The investigation of Staley was considered the first big test of the “senior managers regime”, set up to hold top bankers accountable after few were punished for their roles in bank collapses during the financial crisis, and initiatives to encourage and protect whistleblowers.
“Whistleblowers around the financial services sector, I’m sure, would have been watching this and making a decision as to whether or not they feel safe and protected, and able therefore to make their disclosures,” said Georgina Halford-Hall, chief executive of Whistleblowers UK.
She added that she feared the outcome would deter them from speaking out.

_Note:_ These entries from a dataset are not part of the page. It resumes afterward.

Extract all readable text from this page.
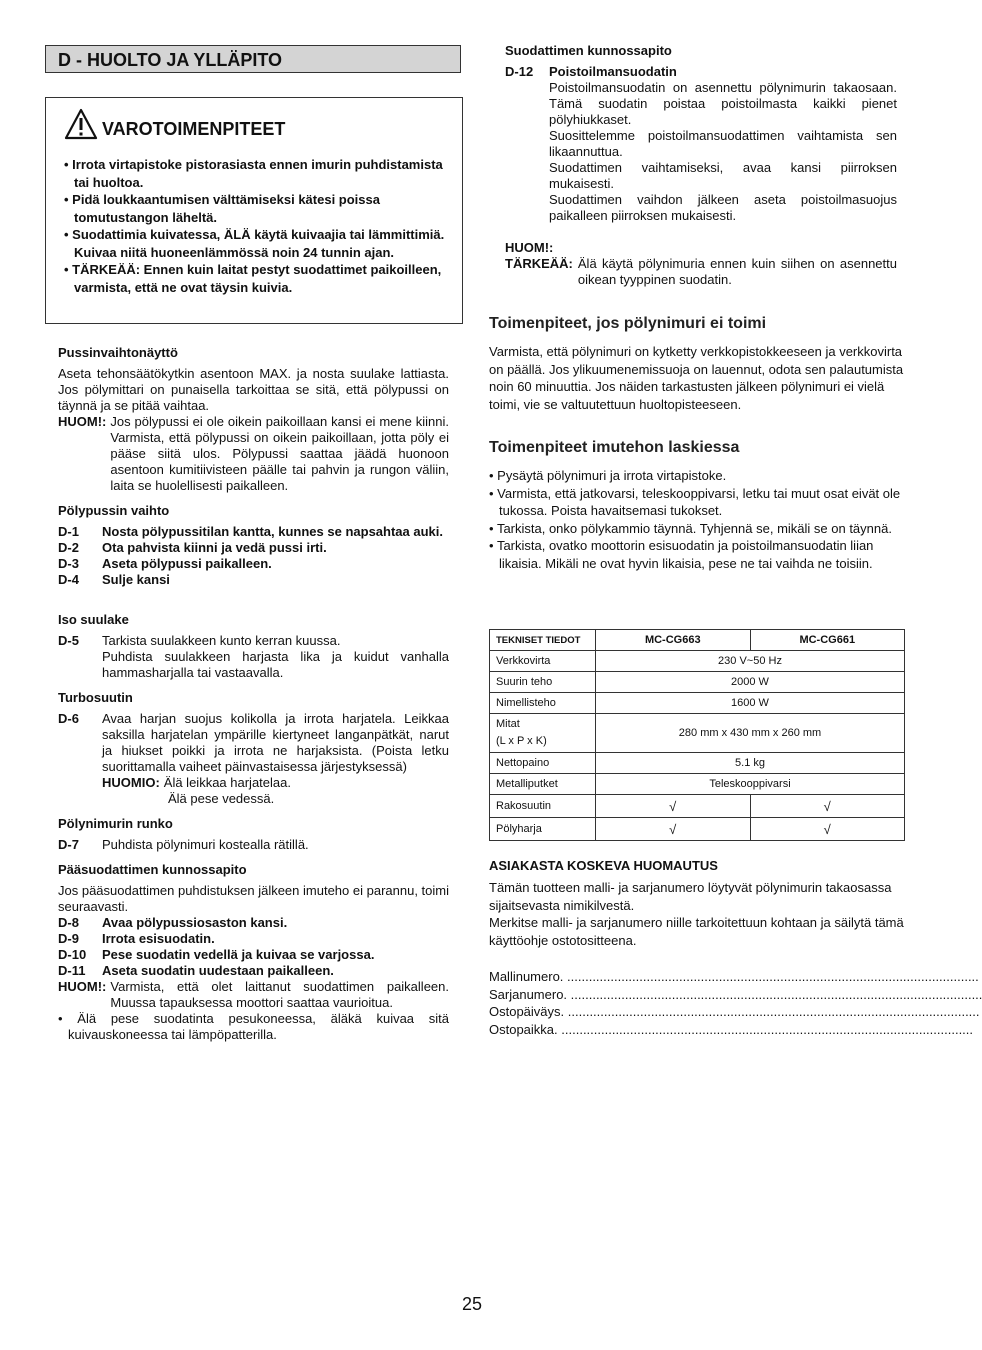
D - HUOLTO JA YLLÄPITO
VAROTOIMENPITEET
• Irrota virtapistoke pistorasiasta ennen imurin puhdistamista tai huoltoa.
• Pidä loukkaantumisen välttämiseksi kätesi poissa tomutustangon läheltä.
• Suodattimia kuivatessa, ÄLÄ käytä kuivaajia tai lämmittimiä. Kuivaa niitä huoneenlämmössä noin 24 tunnin ajan.
• TÄRKEÄÄ: Ennen kuin laitat pestyt suodattimet paikoilleen, varmista, että ne ovat täysin kuivia.
Pussinvaihtonäyttö
Aseta tehonsäätökytkin asentoon MAX. ja nosta suulake lattiasta. Jos pölymittari on punaisella tarkoittaa se sitä, että pölypussi on täynnä ja se pitää vaihtaa.
HUOM!: Jos pölypussi ei ole oikein paikoillaan kansi ei mene kiinni. Varmista, että pölypussi on oikein paikoillaan, jotta pöly ei pääse siitä ulos. Pölypussi saattaa jäädä huonoon asentoon kumitiivisteen päälle tai pahvin ja rungon väliin, laita se huolellisesti paikalleen.
Pölypussin vaihto
D-1	Nosta pölypussitilan kantta, kunnes se napsahtaa auki.
D-2	Ota pahvista kiinni ja vedä pussi irti.
D-3	Aseta pölypussi paikalleen.
D-4	Sulje kansi
Iso suulake
D-5	Tarkista suulakkeen kunto kerran kuussa.
Puhdista suulakkeen harjasta lika ja kuidut vanhalla hammasharjalla tai vastaavalla.
Turbosuutin
D-6	Avaa harjan suojus kolikolla ja irrota harjatela. Leikkaa saksilla harjatelan ympärille kiertyneet langanpätkät, narut ja hiukset poikki ja irrota ne harjaksista. (Poista letku suorittamalla vaiheet päinvastaisessa järjestyksessä)
HUOMIO: Älä leikkaa harjatelaa.
Älä pese vedessä.
Pölynimurin runko
D-7	Puhdista pölynimuri kostealla rätillä.
Pääsuodattimen kunnossapito
Jos pääsuodattimen puhdistuksen jälkeen imuteho ei parannu, toimi seuraavasti.
D-8	Avaa pölypussiosaston kansi.
D-9	Irrota esisuodatin.
D-10	Pese suodatin vedellä ja kuivaa se varjossa.
D-11	Aseta suodatin uudestaan paikalleen.
HUOM!: Varmista, että olet laittanut suodattimen paikalleen. Muussa tapauksessa moottori saattaa vaurioitua.
• Älä pese suodatinta pesukoneessa, äläkä kuivaa sitä kuivauskoneessa tai lämpöpatterilla.
Suodattimen kunnossapito
D-12	Poistoilmansuodatin
Poistoilmansuodatin on asennettu pölynimurin takaosaan. Tämä suodatin poistaa poistoilmasta kaikki pienet pölyhiukkaset.
Suosittelemme poistoilmansuodattimen vaihtamista sen likaannuttua.
Suodattimen vaihtamiseksi, avaa kansi piirroksen mukaisesti.
Suodattimen vaihdon jälkeen aseta poistoilmasuojus paikalleen piirroksen mukaisesti.
HUOM!:
TÄRKEÄÄ: Älä käytä pölynimuria ennen kuin siihen on asennettu oikean tyyppinen suodatin.
Toimenpiteet, jos pölynimuri ei toimi
Varmista, että pölynimuri on kytketty verkkopistokkeeseen ja verkkovirta on päällä. Jos ylikuumenemissuoja on lauennut, odota sen palautumista noin 60 minuuttia. Jos näiden tarkastusten jälkeen pölynimuri ei vielä toimi, vie se valtuutettuun huoltopisteeseen.
Toimenpiteet imutehon laskiessa
• Pysäytä pölynimuri ja irrota virtapistoke.
• Varmista, että jatkovarsi, teleskooppivarsi, letku tai muut osat eivät ole tukossa. Poista havaitsemasi tukokset.
• Tarkista, onko pölykammio täynnä. Tyhjennä se, mikäli se on täynnä.
• Tarkista, ovatko moottorin esisuodatin ja poistoilmansuodatin liian likaisia. Mikäli ne ovat hyvin likaisia, pese ne tai vaihda ne toisiin.
TEKNISET TIEDOT	MC-CG663	MC-CG661
Verkkovirta	230 V~50 Hz	
Suurin teho	2000 W	
Nimellisteho	1600 W	
Mitat
(L x P x K)	280 mm x 430 mm x 260 mm	
Nettopaino	5.1 kg	
Metalliputket	Teleskooppivarsi	
Rakosuutin	√	√
Pölyharja	√	√
ASIAKASTA KOSKEVA HUOMAUTUS
Tämän tuotteen malli- ja sarjanumero löytyvät pölynimurin takaosassa sijaitsevasta nimikilvestä.
Merkitse malli- ja sarjanumero niille tarkoitettuun kohtaan ja säilytä tämä käyttöohje ostotositteena.
Mallinumero. ..................................................................................................................
Sarjanumero. ..................................................................................................................
Ostopäiväys. ..................................................................................................................
Ostopaikka. ..................................................................................................................
25
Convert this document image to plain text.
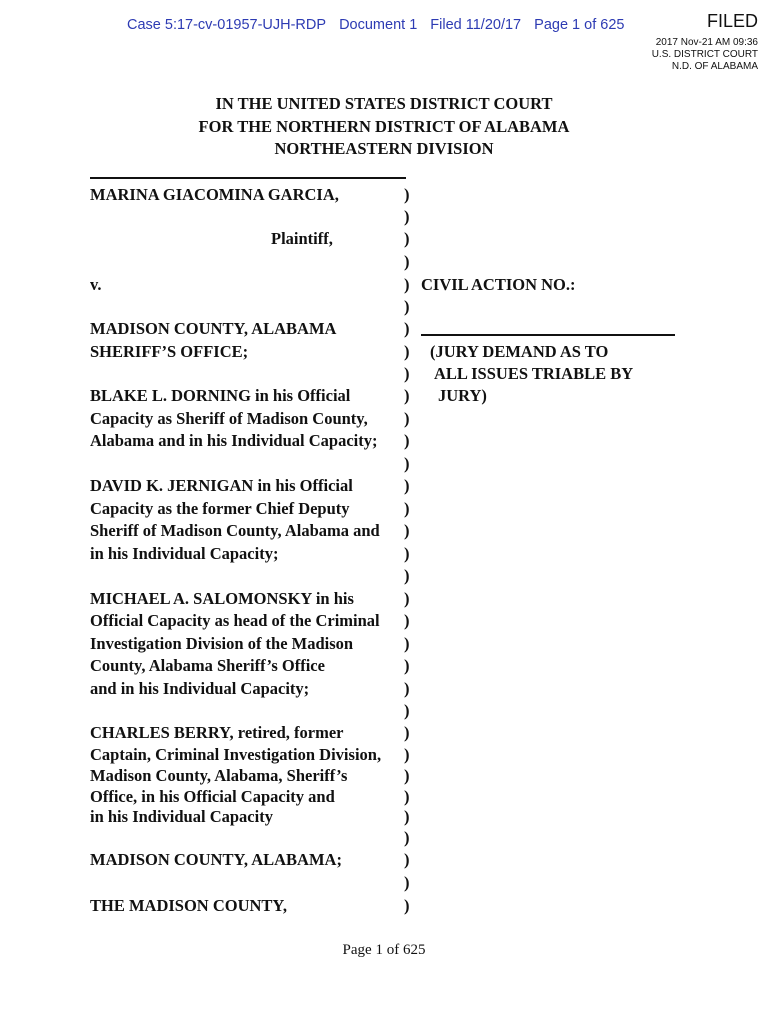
Case 5:17-cv-01957-UJH-RDP Document 1 Filed 11/20/17 Page 1 of 625	FILED
2017 Nov-21 AM 09:36
U.S. DISTRICT COURT
N.D. OF ALABAMA
IN THE UNITED STATES DISTRICT COURT
FOR THE NORTHERN DISTRICT OF ALABAMA
NORTHEASTERN DIVISION
MARINA GIACOMINA GARCIA,
Plaintiff,
v.
MADISON COUNTY, ALABAMA
SHERIFF’S OFFICE;
BLAKE L. DORNING in his Official
Capacity as Sheriff of Madison County,
Alabama and in his Individual Capacity;
DAVID K. JERNIGAN in his Official
Capacity as the former Chief Deputy
Sheriff of Madison County, Alabama and
in his Individual Capacity;
MICHAEL A. SALOMONSKY in his
Official Capacity as head of the Criminal
Investigation Division of the Madison
County, Alabama Sheriff’s Office
and in his Individual Capacity;
CHARLES BERRY, retired, former
Captain, Criminal Investigation Division,
Madison County, Alabama, Sheriff’s
Office, in his Official Capacity and
in his Individual Capacity
MADISON COUNTY, ALABAMA;
THE MADISON COUNTY,
)
)
)
)
)
)
)
)
)
)
)
)
)
)
)
)
)
)
)
)
)
)
)
)
)
)
)
)
)
)
)
)
)
CIVIL ACTION NO.:
(JURY DEMAND AS TO
ALL ISSUES TRIABLE BY
JURY)
Page 1 of 625
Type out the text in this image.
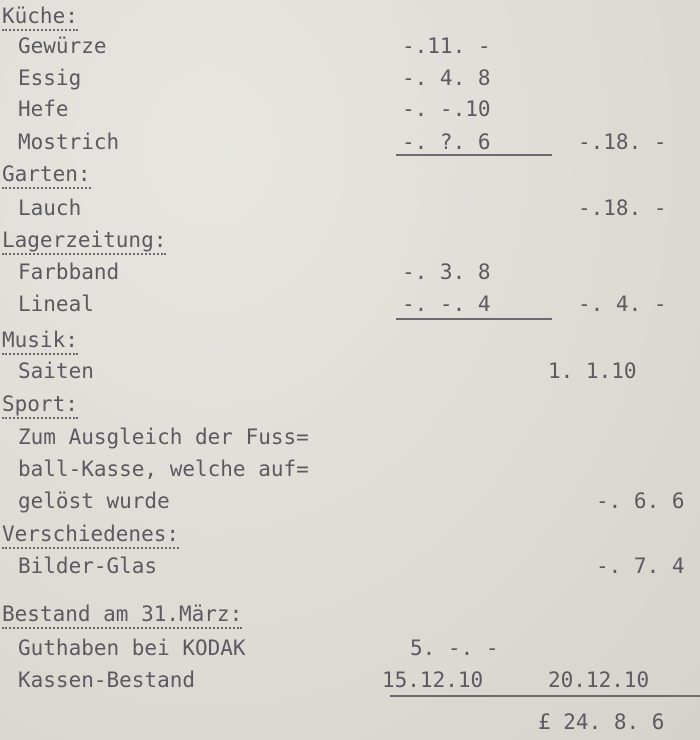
Küche:
Gewürze	-.11. -
Essig	-. 4. 8
Hefe	-. -.10
Mostrich	-. ?. 6	-.18. -
Garten:
Lauch	-.18. -
Lagerzeitung:
Farbband	-. 3. 8
Lineal	-. -. 4	-. 4. -
Musik:
Saiten	1. 1.10
Sport:
Zum Ausgleich der Fuss=
ball-Kasse, welche auf=
gelöst wurde	-. 6. 6
Verschiedenes:
Bilder-Glas	-. 7. 4
Bestand am 31.März:
Guthaben bei KODAK	5. -. -
Kassen-Bestand	15.12.10	20.12.10
£ 24. 8. 6
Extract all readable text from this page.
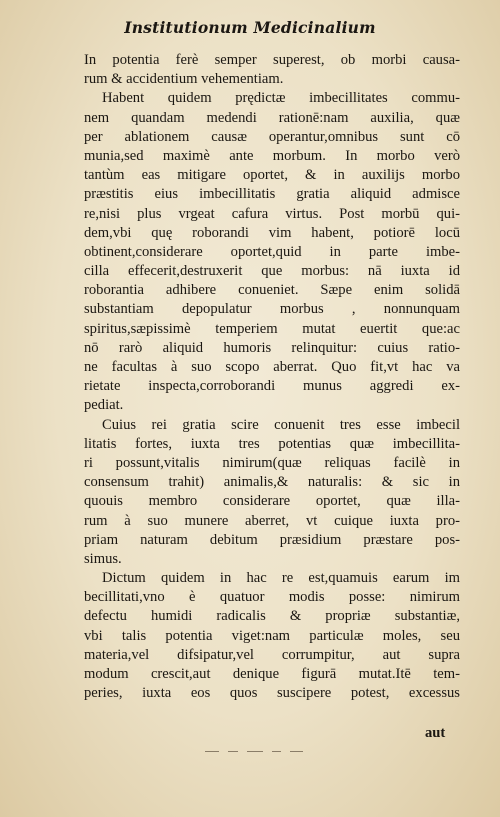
Institutionum Medicinalium
In potentia ferè semper superest, ob morbi causa-
rum & accidentium vehementiam.
Habent quidem prędictæ imbecillitates commu-
nem quandam medendi rationē:nam auxilia, quæ
per ablationem causæ operantur,omnibus sunt cō
munia,sed maximè ante morbum. In morbo verò
tantùm eas mitigare oportet, & in auxilijs morbo
præstitis eius imbecillitatis gratia aliquid admisce
re,nisi plus vrgeat cafura virtus. Post morbū qui-
dem,vbi quę roborandi vim habent, potiorē locū
obtinent,considerare oportet,quid in parte imbe-
cilla effecerit,destruxerit que morbus: nā iuxta id
roborantia adhibere conueniet. Sæpe enim solidā
substantiam depopulatur morbus , nonnunquam
spiritus,sæpissimè temperiem mutat euertit que:ac
nō rarò aliquid humoris relinquitur: cuius ratio-
ne facultas à suo scopo aberrat. Quo fit,vt hac va
rietate inspecta,corroborandi munus aggredi ex-
pediat.
Cuius rei gratia scire conuenit tres esse imbecil
litatis fortes, iuxta tres potentias quæ imbecillita-
ri possunt,vitalis nimirum(quæ reliquas facilè in
consensum trahit) animalis,& naturalis: & sic in
quouis membro considerare oportet, quæ illa-
rum à suo munere aberret, vt cuique iuxta pro-
priam naturam debitum præsidium præstare pos-
simus.
Dictum quidem in hac re est,quamuis earum im
becillitati,vno è quatuor modis posse: nimirum
defectu humidi radicalis & propriæ substantiæ,
vbi talis potentia viget:nam particulæ moles, seu
materia,vel difsipatur,vel corrumpitur, aut supra
modum crescit,aut denique figurā mutat.Itē tem-
peries, iuxta eos quos suscipere potest, excessus
aut
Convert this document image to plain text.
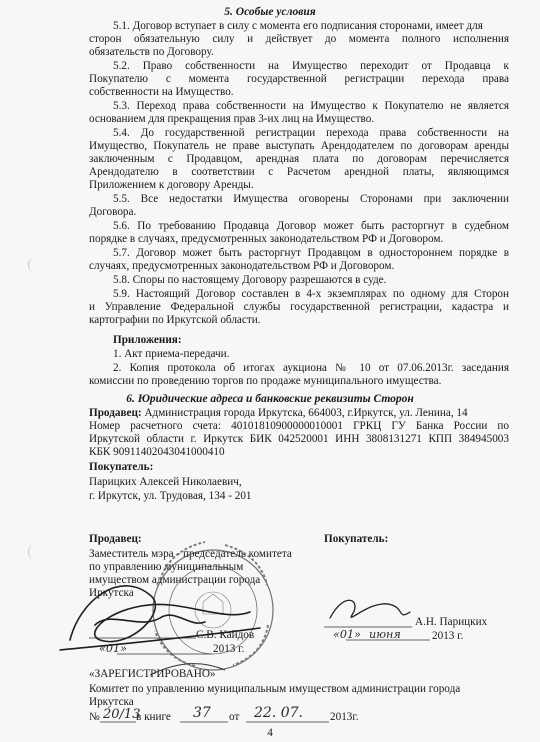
5. Особые условия
5.1. Договор вступает в силу с момента его подписания сторонами, имеет для
сторон обязательную силу и действует до момента полного исполнения
обязательств по Договору.
5.2. Право собственности на Имущество переходит от Продавца к
Покупателю с момента государственной регистрации перехода права
собственности на Имущество.
5.3. Переход права собственности на Имущество к Покупателю не является
основанием для прекращения прав 3-их лиц на Имущество.
5.4. До государственной регистрации перехода права собственности на
Имущество, Покупатель не праве выступать Арендодателем по договорам аренды
заключенным с Продавцом, арендная плата по договорам перечисляется
Арендодателю в соответствии с Расчетом арендной платы, являющимся
Приложением к договору Аренды.
5.5. Все недостатки Имущества оговорены Сторонами при заключении
Договора.
5.6. По требованию Продавца Договор может быть расторгнут в судебном
порядке в случаях, предусмотренных законодательством РФ и Договором.
5.7. Договор может быть расторгнут Продавцом в одностороннем порядке в
случаях, предусмотренных законодательством РФ и Договором.
5.8. Споры по настоящему Договору разрешаются в суде.
5.9. Настоящий Договор составлен в 4-х экземплярах по одному для Сторон
и Управление Федеральной службы государственной регистрации, кадастра и
картографии по Иркутской области.
Приложения:
1. Акт приема-передачи.
2. Копия протокола об итогах аукциона № 10 от 07.06.2013г. заседания
комиссии по проведению торгов по продаже муниципального имущества.
6. Юридические адреса и банковские реквизиты Сторон
Продавец: Администрация города Иркутска, 664003, г.Иркутск, ул. Ленина, 14
Номер расчетного счета: 40101810900000010001 ГРКЦ ГУ Банка России по
Иркутской области г. Иркутск БИК 042520001 ИНН 3808131271 КПП 384945003
КБК 90911402043041000410
Покупатель:
Парицких Алексей Николаевич,
г. Иркутск, ул. Трудовая, 134 - 201
Продавец:	Покупатель:
Заместитель мэра - председатель комитета
по управлению муниципальным
имуществом администрации города
Иркутска
С.В. Кайдов
«01»	2013 г.
А.Н. Парицких
«01» июня	2013 г.
«ЗАРЕГИСТРИРОВАНО»
Комитет по управлению муниципальным имуществом администрации города
Иркутска
№ 20/13
в книге 37 от 22. 07. 2013г.
4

A spokesman for the FCA, which opened 900 whistleblowing cases in 2016-17, down from 1,340 in 2014, said: “The FCA has in recent years taken a number of steps to encourage whistle-blowers to come forward to the organization, including increasing the resources dedicated to the area.”
Julianna Tolan, a barrister at law firm Fox Williams, said the high-profile enforcement action against Staley represented a “rare moment”. It was the first time a sitting chief executive of a major bank has been fined by regulators.
But, she said, “If the regulators are looking to use this as a warning shot about the gravity of whistleblower protection, this proposed action doesn’t really achieve that.”
“The message it sends is a disappointing one,” said Mary Inman, whistleblower partner at law firm Constantine Cannon who has spent years representing whistleblowers.
“To whistleblowers, I think it is showing that the FCA isn’t as serious about protecting their anonymity as they should be.”